Abstract
While the process of teaching student perfusionists has been in development since the 1950s, the publication of the processes to improve perfusion clinical education has been largely lacking. Publications regarding education from other allied health and medical fields have shown the value of student-centered learning. The use of reflective practice to move perfusion students from thinking about actions after cardiopulmonary bypass (CPB) to reflecting and reacting on actions during CPB is better encouraged by moving from a teacher-centered to a student-centered clinical model. Our institution’s teaching process has developed into a multi-point procedure to make our students into reflective practicing clinicians.

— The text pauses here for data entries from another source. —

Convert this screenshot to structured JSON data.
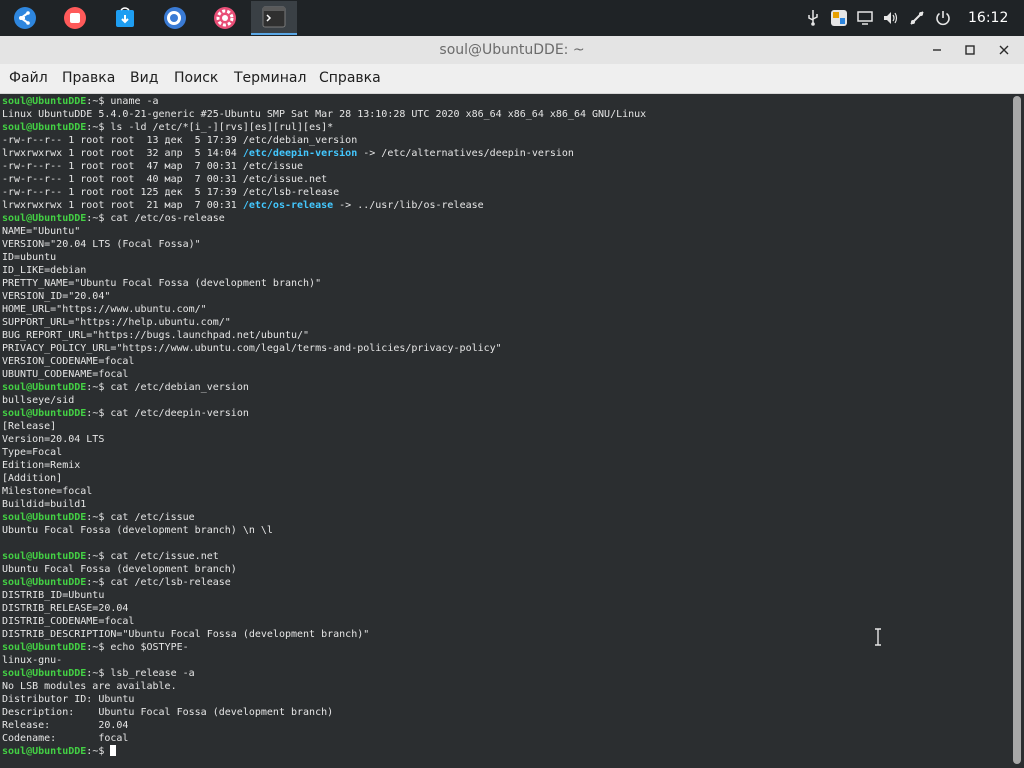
{
  "dock": {
    "apps": [
      {
        "name": "launcher",
        "color": "#2e86de"
      },
      {
        "name": "screen-recorder",
        "color": "#ff5a5a"
      },
      {
        "name": "app-store",
        "color": "#1e9ef2"
      },
      {
        "name": "browser",
        "color": "#3a7bd5"
      },
      {
        "name": "settings",
        "color": "#e94e77"
      },
      {
        "name": "terminal",
        "color": "#2f2f2f"
      }
    ],
    "clock": "16:12"
  },
  "window": {
    "title": "soul@UbuntuDDE: ~",
    "menu": [
      "Файл",
      "Правка",
      "Вид",
      "Поиск",
      "Терминал",
      "Справка"
    ]
  },
  "terminal": {
    "prompt_user": "soul@UbuntuDDE",
    "prompt_tail": ":~$ ",
    "lines": [
      {
        "t": "prompt",
        "cmd": "uname -a"
      },
      {
        "t": "text",
        "text": "Linux UbuntuDDE 5.4.0-21-generic #25-Ubuntu SMP Sat Mar 28 13:10:28 UTC 2020 x86_64 x86_64 x86_64 GNU/Linux"
      },
      {
        "t": "prompt",
        "cmd": "ls -ld /etc/*[i_-][rvs][es][rul][es]*"
      },
      {
        "t": "text",
        "text": "-rw-r--r-- 1 root root  13 дек  5 17:39 /etc/debian_version"
      },
      {
        "t": "link",
        "pre": "lrwxrwxrwx 1 root root  32 апр  5 14:04 ",
        "link": "/etc/deepin-version",
        "post": " -> /etc/alternatives/deepin-version"
      },
      {
        "t": "text",
        "text": "-rw-r--r-- 1 root root  47 мар  7 00:31 /etc/issue"
      },
      {
        "t": "text",
        "text": "-rw-r--r-- 1 root root  40 мар  7 00:31 /etc/issue.net"
      },
      {
        "t": "text",
        "text": "-rw-r--r-- 1 root root 125 дек  5 17:39 /etc/lsb-release"
      },
      {
        "t": "link",
        "pre": "lrwxrwxrwx 1 root root  21 мар  7 00:31 ",
        "link": "/etc/os-release",
        "post": " -> ../usr/lib/os-release"
      },
      {
        "t": "prompt",
        "cmd": "cat /etc/os-release"
      },
      {
        "t": "text",
        "text": "NAME=\"Ubuntu\""
      },
      {
        "t": "text",
        "text": "VERSION=\"20.04 LTS (Focal Fossa)\""
      },
      {
        "t": "text",
        "text": "ID=ubuntu"
      },
      {
        "t": "text",
        "text": "ID_LIKE=debian"
      },
      {
        "t": "text",
        "text": "PRETTY_NAME=\"Ubuntu Focal Fossa (development branch)\""
      },
      {
        "t": "text",
        "text": "VERSION_ID=\"20.04\""
      },
      {
        "t": "text",
        "text": "HOME_URL=\"https://www.ubuntu.com/\""
      },
      {
        "t": "text",
        "text": "SUPPORT_URL=\"https://help.ubuntu.com/\""
      },
      {
        "t": "text",
        "text": "BUG_REPORT_URL=\"https://bugs.launchpad.net/ubuntu/\""
      },
      {
        "t": "text",
        "text": "PRIVACY_POLICY_URL=\"https://www.ubuntu.com/legal/terms-and-policies/privacy-policy\""
      },
      {
        "t": "text",
        "text": "VERSION_CODENAME=focal"
      },
      {
        "t": "text",
        "text": "UBUNTU_CODENAME=focal"
      },
      {
        "t": "prompt",
        "cmd": "cat /etc/debian_version"
      },
      {
        "t": "text",
        "text": "bullseye/sid"
      },
      {
        "t": "prompt",
        "cmd": "cat /etc/deepin-version"
      },
      {
        "t": "text",
        "text": "[Release]"
      },
      {
        "t": "text",
        "text": "Version=20.04 LTS"
      },
      {
        "t": "text",
        "text": "Type=Focal"
      },
      {
        "t": "text",
        "text": "Edition=Remix"
      },
      {
        "t": "text",
        "text": "[Addition]"
      },
      {
        "t": "text",
        "text": "Milestone=focal"
      },
      {
        "t": "text",
        "text": "Buildid=build1"
      },
      {
        "t": "prompt",
        "cmd": "cat /etc/issue"
      },
      {
        "t": "text",
        "text": "Ubuntu Focal Fossa (development branch) \\n \\l"
      },
      {
        "t": "text",
        "text": ""
      },
      {
        "t": "prompt",
        "cmd": "cat /etc/issue.net"
      },
      {
        "t": "text",
        "text": "Ubuntu Focal Fossa (development branch)"
      },
      {
        "t": "prompt",
        "cmd": "cat /etc/lsb-release"
      },
      {
        "t": "text",
        "text": "DISTRIB_ID=Ubuntu"
      },
      {
        "t": "text",
        "text": "DISTRIB_RELEASE=20.04"
      },
      {
        "t": "text",
        "text": "DISTRIB_CODENAME=focal"
      },
      {
        "t": "text",
        "text": "DISTRIB_DESCRIPTION=\"Ubuntu Focal Fossa (development branch)\""
      },
      {
        "t": "prompt",
        "cmd": "echo $OSTYPE-"
      },
      {
        "t": "text",
        "text": "linux-gnu-"
      },
      {
        "t": "prompt",
        "cmd": "lsb_release -a"
      },
      {
        "t": "text",
        "text": "No LSB modules are available."
      },
      {
        "t": "text",
        "text": "Distributor ID: Ubuntu"
      },
      {
        "t": "text",
        "text": "Description:    Ubuntu Focal Fossa (development branch)"
      },
      {
        "t": "text",
        "text": "Release:        20.04"
      },
      {
        "t": "text",
        "text": "Codename:       focal"
      },
      {
        "t": "cursor",
        "cmd": ""
      }
    ]
  }
}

Student preceptor evaluations were reversed to allow the students to evaluate themselves first, with feedback from the preceptor given subsequently. Additionally, a biweekly student educational session, where the student chooses a topic and reviews current evidence-based practice, was instituted. The clinical program director serves as the moderator and clinical expert to facilitate problem-based learning during the sessions. Students were also given three skill/experience levels with goals to reach and move through during the rotation. These student levels were also helpful to our preceptors in knowing what each student’s skill level was throughout their rotation. Overall, moving from a teacher-centered to a student-centered clinical rotation has helped make students familiar with reflective practice, self-evaluation, evidence-based practice, and problem-based learning. The incorporation of these processes will hopefully lead students to become lifelong reflective perfusionists.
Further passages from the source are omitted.